DULUTH City leaders got a sneak peek and showed off the progress being made at U.S. Steel Corp.’s former Duluth Works site the only way they could Wednesday morning: They loaded a crowd of the curious aboard a train.

A Lake Superior & Mississippi Railroad crew made a special trip down its waterfront line to provide a closer view of the $165 million project.

Project manager Mark Loomis said the cost will be split, with the U.S. Environmental Protection Agency picking up 49% of the tab and U.S. Steel paying the remainder, as part of a cost-share agreement forged under the Great Lakes Legacy Act.

U.S. Steel operated a sprawling industrial complex on the banks of the St. Louis River from 1902 until 1974, leaving the property to sit, fenced off and idle, for decades. It was designated a Superfund site, due to contaminants left behind, long after the buildings there had been removed.

Duluth City Council President Janet Kennedy, who represents the city’s westernmost district, praised the investment being made to revitalize the area, which was once home to dense stands of manoomin, or wild rice, and later provided decades of valuable employment for local residents. She said the waterfront property is “important to Anishinaabe people but also to the people of western Duluth.”

“Now that we’re reinvesting in it, I believe the community will love it even better,” Kennedy predicted.

Mayor Emily Larson said the cleanup project not only provides for a safer, cleaner site and river, but also will open the area up for new recreational opportunities.

“When the sediment remediation project is complete next summer, the city will open up a 92-acre restored and permanently protected riverfront public green space,” she said.

Larson went on to describe how the cleanup will allow for a 1.3-mile extension of the Waabizheshikana or Marten Trail, formerly known as the Western Waterfront Trail. A spur off that 10-foot-wide multipurpose recreational path will provide access to a 21.5-acre peninsula via a 1-mile long looped wheelchair-accessible trail. The project has also restored and renewed LS&M infrastructure, for the volunteer-run scenic railroad.
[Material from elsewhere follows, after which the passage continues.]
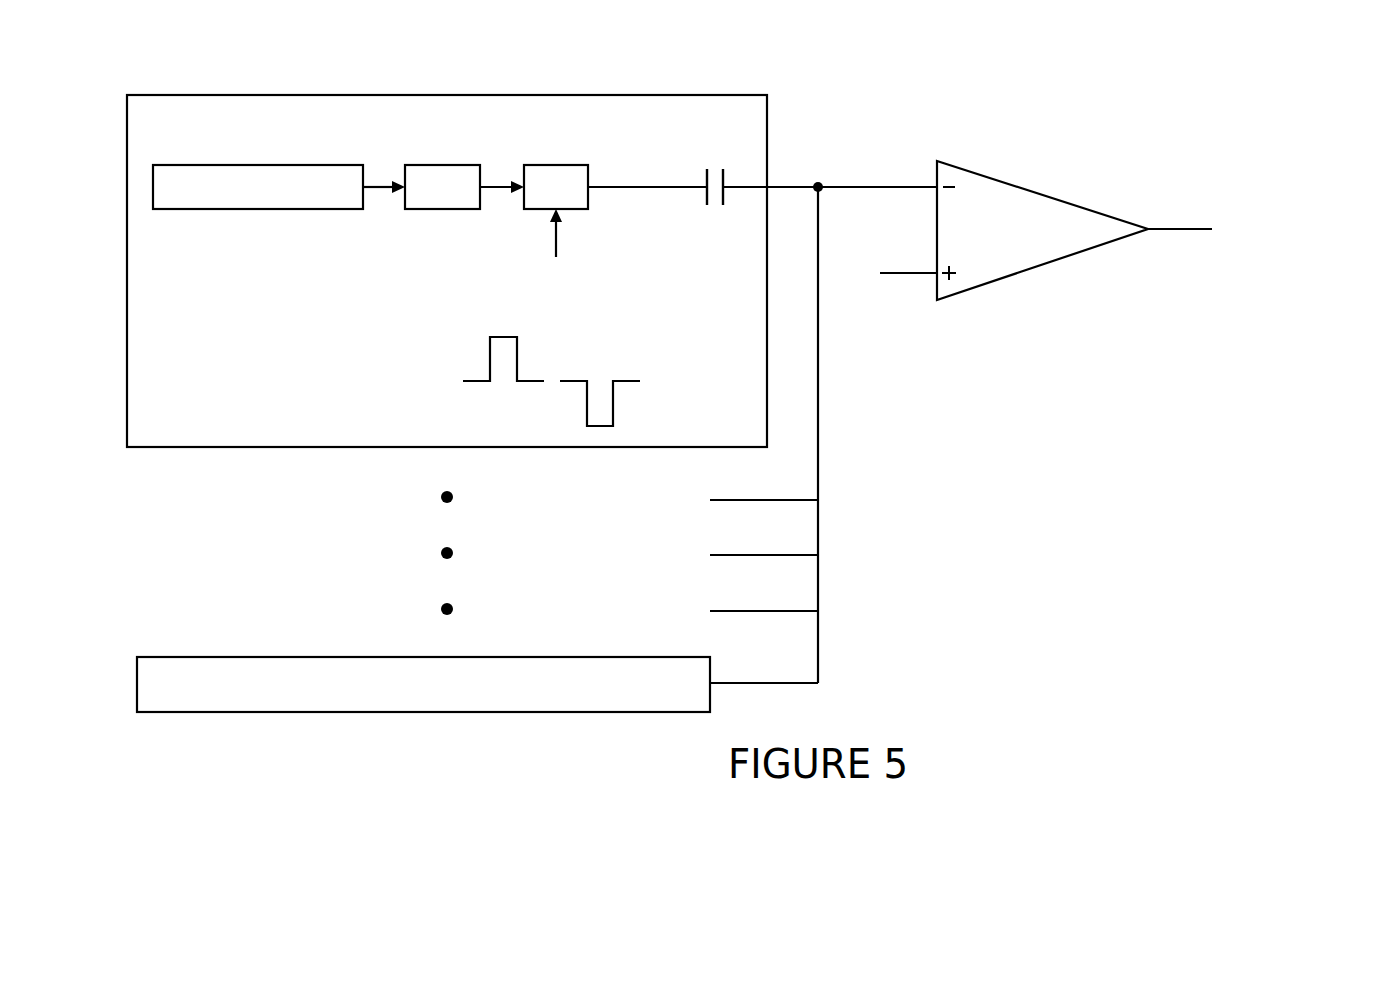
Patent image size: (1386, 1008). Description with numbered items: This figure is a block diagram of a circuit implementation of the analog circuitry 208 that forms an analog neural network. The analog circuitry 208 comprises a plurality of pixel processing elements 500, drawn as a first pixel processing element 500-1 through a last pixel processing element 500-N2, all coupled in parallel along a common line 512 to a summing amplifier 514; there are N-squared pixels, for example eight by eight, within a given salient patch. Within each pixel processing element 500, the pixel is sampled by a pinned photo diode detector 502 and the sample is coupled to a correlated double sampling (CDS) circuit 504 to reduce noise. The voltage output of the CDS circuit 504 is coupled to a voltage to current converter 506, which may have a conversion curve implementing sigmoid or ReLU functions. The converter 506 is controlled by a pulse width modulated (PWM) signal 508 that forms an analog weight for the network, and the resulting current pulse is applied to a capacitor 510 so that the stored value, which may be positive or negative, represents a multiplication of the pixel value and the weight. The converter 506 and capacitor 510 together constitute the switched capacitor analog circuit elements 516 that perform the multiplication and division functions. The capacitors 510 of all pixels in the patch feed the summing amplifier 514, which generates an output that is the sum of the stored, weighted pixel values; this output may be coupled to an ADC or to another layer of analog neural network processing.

“This is a project that brings together so many values and assets in this community,” Larson said. “What was once an important and thriving industrial site had, of course, the impact of ecological degradation and pollution, and with U.S. Steel and the EPA, we are now able to re-envision something so different here, something very healthy that is still in keeping with the heritage of this community and our land and our people, but is expansive in who can benefit from it and enjoy it.”

While U.S. Steel has been talking and developing plans for the site with federal authorities since 2011, Loomis said the actual physical work on the massive restoration began in earnest 38 months ago. “So, it’s taken quite a bit of time for us to do this project, and we’re not quite finished.”
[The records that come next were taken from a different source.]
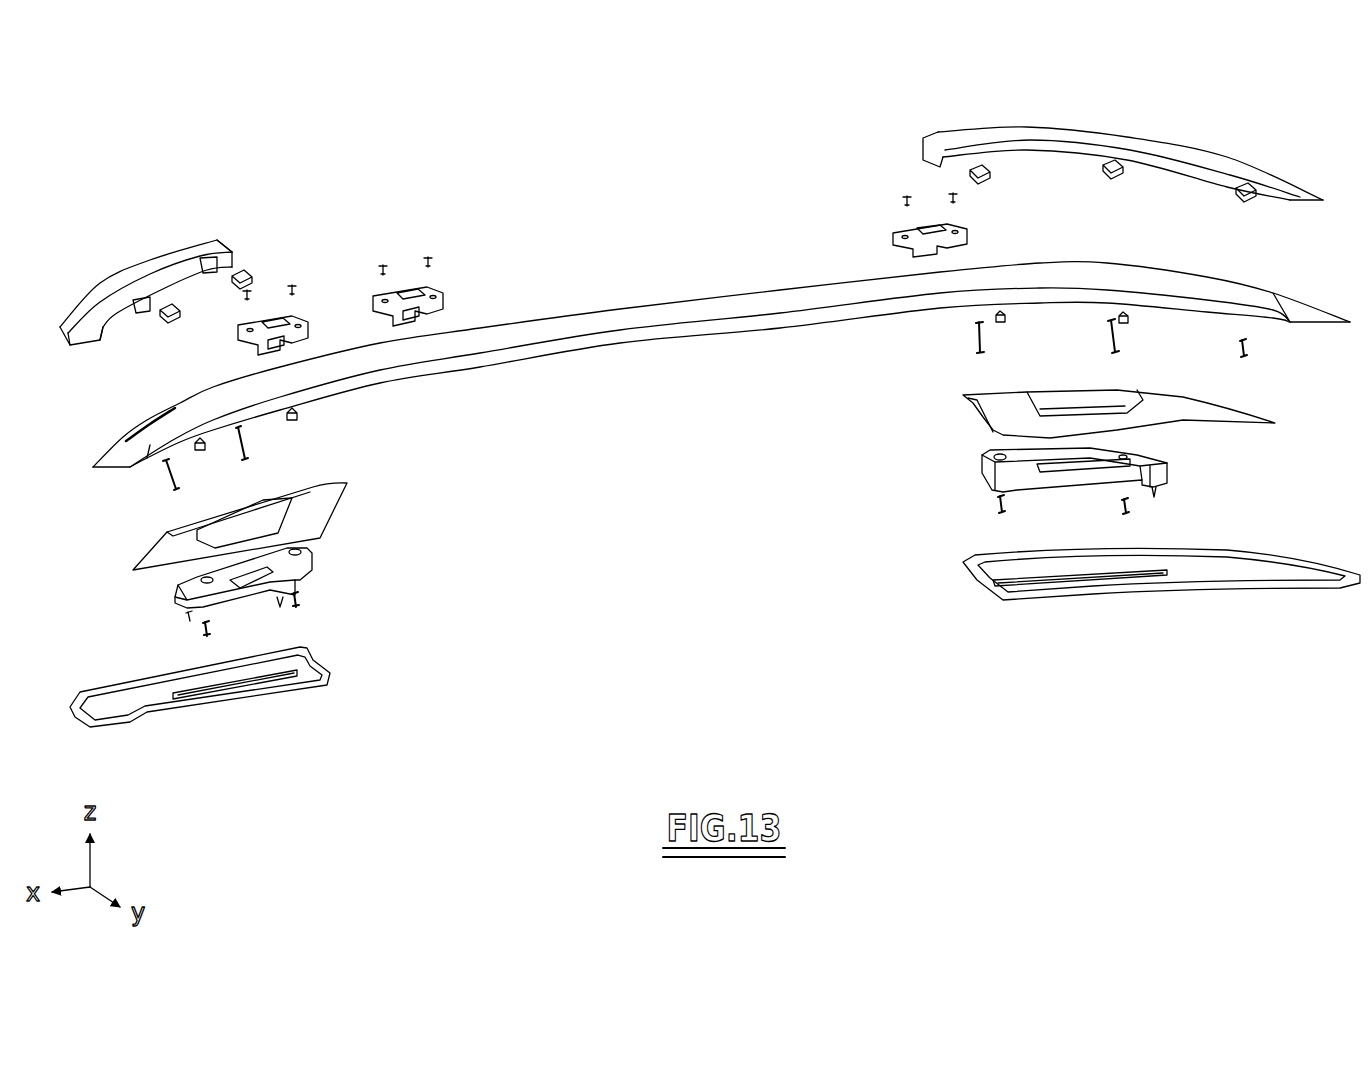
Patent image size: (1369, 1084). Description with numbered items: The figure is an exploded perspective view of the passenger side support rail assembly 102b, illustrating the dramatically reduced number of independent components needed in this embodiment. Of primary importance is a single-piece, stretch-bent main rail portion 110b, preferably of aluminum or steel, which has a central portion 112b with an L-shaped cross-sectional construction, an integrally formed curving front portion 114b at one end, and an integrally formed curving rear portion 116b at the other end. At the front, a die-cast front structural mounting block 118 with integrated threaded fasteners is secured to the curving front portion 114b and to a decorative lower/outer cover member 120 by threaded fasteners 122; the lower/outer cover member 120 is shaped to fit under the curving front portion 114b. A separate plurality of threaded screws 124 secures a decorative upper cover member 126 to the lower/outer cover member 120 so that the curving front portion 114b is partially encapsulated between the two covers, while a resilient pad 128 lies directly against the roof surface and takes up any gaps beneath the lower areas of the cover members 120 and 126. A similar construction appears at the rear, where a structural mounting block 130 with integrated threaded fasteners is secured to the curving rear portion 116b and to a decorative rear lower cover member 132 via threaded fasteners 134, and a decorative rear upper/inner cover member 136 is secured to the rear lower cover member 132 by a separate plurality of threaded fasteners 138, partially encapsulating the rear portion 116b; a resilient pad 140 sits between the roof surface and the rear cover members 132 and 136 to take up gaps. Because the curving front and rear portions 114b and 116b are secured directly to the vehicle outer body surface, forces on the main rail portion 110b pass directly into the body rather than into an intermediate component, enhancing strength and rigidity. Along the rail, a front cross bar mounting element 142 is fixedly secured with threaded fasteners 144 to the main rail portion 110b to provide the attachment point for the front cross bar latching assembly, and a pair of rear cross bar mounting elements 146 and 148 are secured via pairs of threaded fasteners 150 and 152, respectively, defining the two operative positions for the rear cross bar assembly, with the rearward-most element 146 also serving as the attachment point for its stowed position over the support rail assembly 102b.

The support rail assembly 102b is at (606, 242).
The main rail portion 110b is at (750, 287).
The central portion 112b is at (620, 326).
The curving front portion 114b is at (1261, 291).
The curving rear portion 116b is at (140, 424).
The front structural mounting block 118 is at (1160, 468).
The decorative lower/outer cover member 120 is at (985, 415).
The threaded fasteners 122 is at (1003, 509).
The threaded screws 124 is at (1240, 347).
The decorative upper cover member 126 is at (1112, 140).
The resilient pad 128 is at (1190, 574).
The structural mounting block 130 is at (305, 565).
The decorative rear lower cover member 132 is at (325, 493).
The threaded fasteners 134 is at (210, 626).
The decorative rear upper/inner cover member 136 is at (162, 268).
The threaded fasteners 138 is at (168, 480).
The resilient pad 140 is at (235, 700).
The front cross bar mounting element 142 is at (900, 235).
The threaded fasteners 144 is at (910, 202).
The rear cross bar mounting element 146 is at (275, 321).
The rear cross bar mounting element 148 is at (412, 295).
The threaded fasteners 150 is at (295, 293).
The threaded fasteners 152 is at (383, 273).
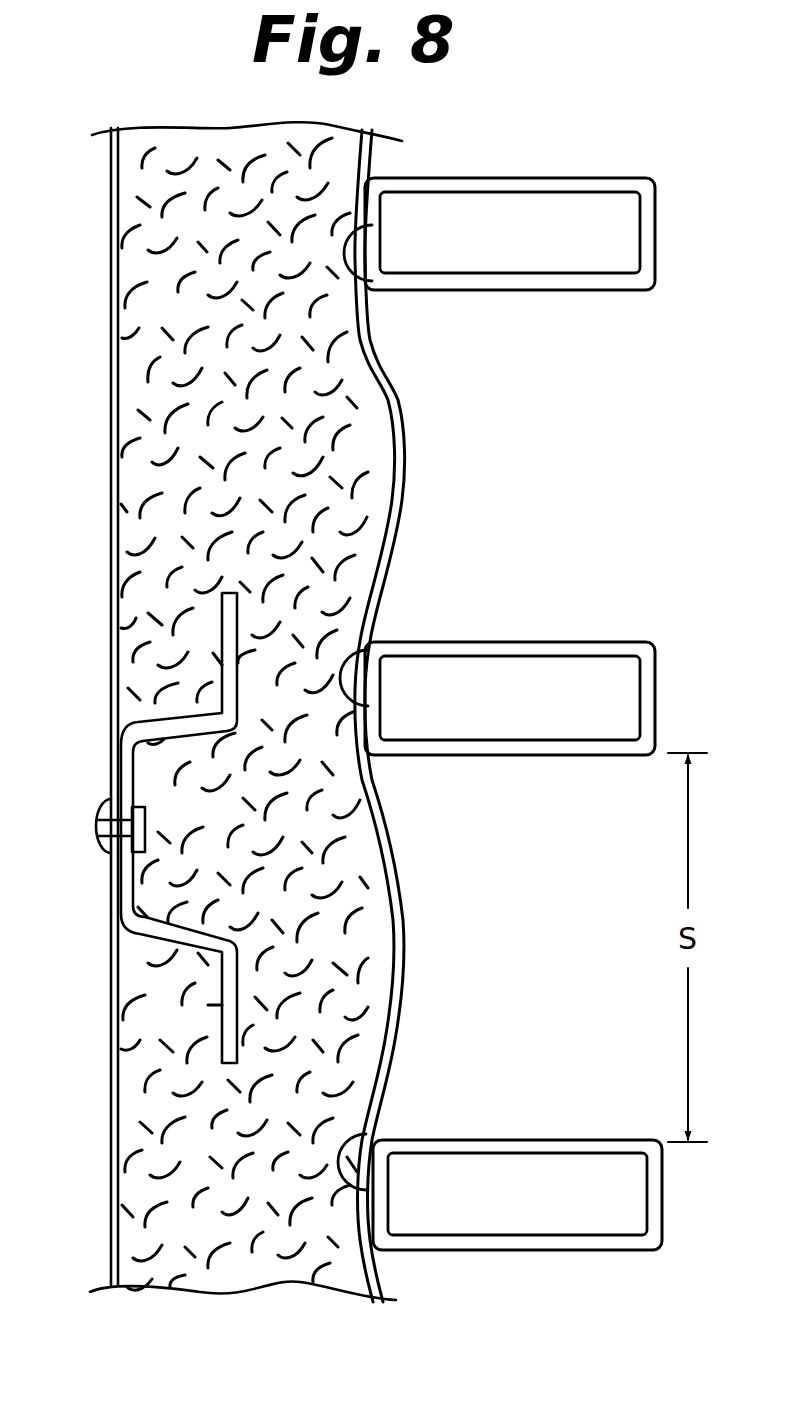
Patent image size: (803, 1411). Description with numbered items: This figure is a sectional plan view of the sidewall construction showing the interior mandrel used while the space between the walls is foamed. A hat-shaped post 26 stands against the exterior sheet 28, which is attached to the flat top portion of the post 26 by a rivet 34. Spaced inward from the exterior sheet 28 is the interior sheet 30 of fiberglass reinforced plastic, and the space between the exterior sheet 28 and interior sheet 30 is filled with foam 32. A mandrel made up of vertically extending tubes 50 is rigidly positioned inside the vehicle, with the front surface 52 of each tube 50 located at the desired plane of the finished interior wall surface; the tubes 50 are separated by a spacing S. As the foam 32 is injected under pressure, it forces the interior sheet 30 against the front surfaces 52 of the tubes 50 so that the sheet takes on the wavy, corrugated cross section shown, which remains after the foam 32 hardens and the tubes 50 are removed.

The post 26 is at (130, 930).
The exterior sheet 28 is at (110, 1040).
The interior sheet 30 is at (400, 922).
The foam 32 is at (168, 522).
The rivet 34 is at (95, 818).
The tube 50 is at (517, 177).
The front surface 52 is at (360, 283).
The project extended into the river, where 138 acres of habitat are being restored with the introduction of more than 360,000 native aquatic plants. Loomis acknowledged it will take years for those plants to truly become established.

“We really encourage folks to give this space time. You know, the river is bringing life into here, but we also need to let these plants grow,” he said.
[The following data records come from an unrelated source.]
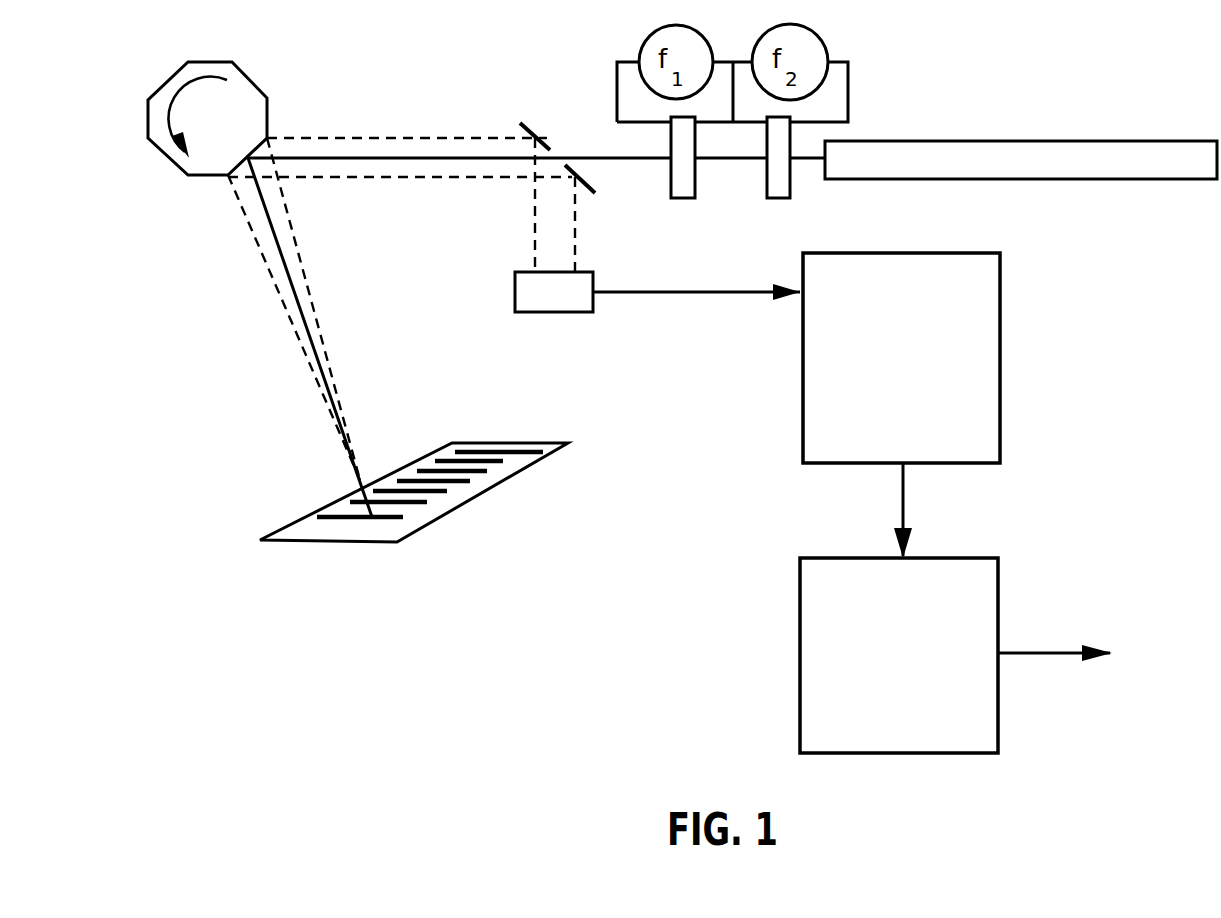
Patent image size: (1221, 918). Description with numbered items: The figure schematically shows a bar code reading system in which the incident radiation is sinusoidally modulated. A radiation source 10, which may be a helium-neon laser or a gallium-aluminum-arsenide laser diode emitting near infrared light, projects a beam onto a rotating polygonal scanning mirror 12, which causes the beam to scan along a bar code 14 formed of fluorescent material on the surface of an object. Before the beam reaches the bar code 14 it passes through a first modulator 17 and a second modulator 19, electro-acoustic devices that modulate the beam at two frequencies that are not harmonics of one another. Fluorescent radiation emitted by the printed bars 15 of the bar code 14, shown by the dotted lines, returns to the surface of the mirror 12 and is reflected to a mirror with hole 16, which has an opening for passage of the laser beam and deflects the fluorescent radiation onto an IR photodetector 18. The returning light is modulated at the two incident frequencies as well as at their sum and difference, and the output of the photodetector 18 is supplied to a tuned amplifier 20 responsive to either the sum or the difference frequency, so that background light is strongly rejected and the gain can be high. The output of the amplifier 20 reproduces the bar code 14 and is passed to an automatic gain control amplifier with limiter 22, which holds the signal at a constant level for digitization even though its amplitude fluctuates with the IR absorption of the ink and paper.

The radiation source 10 is at (938, 141).
The rotating polygonal scanning mirror 12 is at (238, 93).
The bar code 14 is at (472, 502).
The printed bars 15 is at (470, 481).
The mirror with hole 16 is at (533, 134).
The first modulator 17 is at (690, 184).
The IR photodetector 18 is at (555, 306).
The second modulator 19 is at (785, 189).
The tuned amplifier 20 is at (818, 400).
The automatic gain control amplifier with limiter 22 is at (820, 643).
Mark Rupnow, a U.S. Steel representative, said the company “has a great history here in Northern Minnesota but especially in the Duluth area.”

“This site here fed many families over the decades. So, we’re happy to see it get to the state it’s in today,” he said.

Kris Eilers, executive director of the St. Louis River Alliance, thanked neighbors and the many project partners for their vision and tenacity to see the site cleaned up and reclaimed.

“The alliance has been working to help connect people back to the river, and now that some of these projects are being completed, we can do more of that,” she said.

Eilers referred to the project as “nothing short of a miracle,” and said, “This river recovers so well when we stop hurting it. So, we want people to experience it, because when they do, they fall in love with it, and then they want to protect it even more.”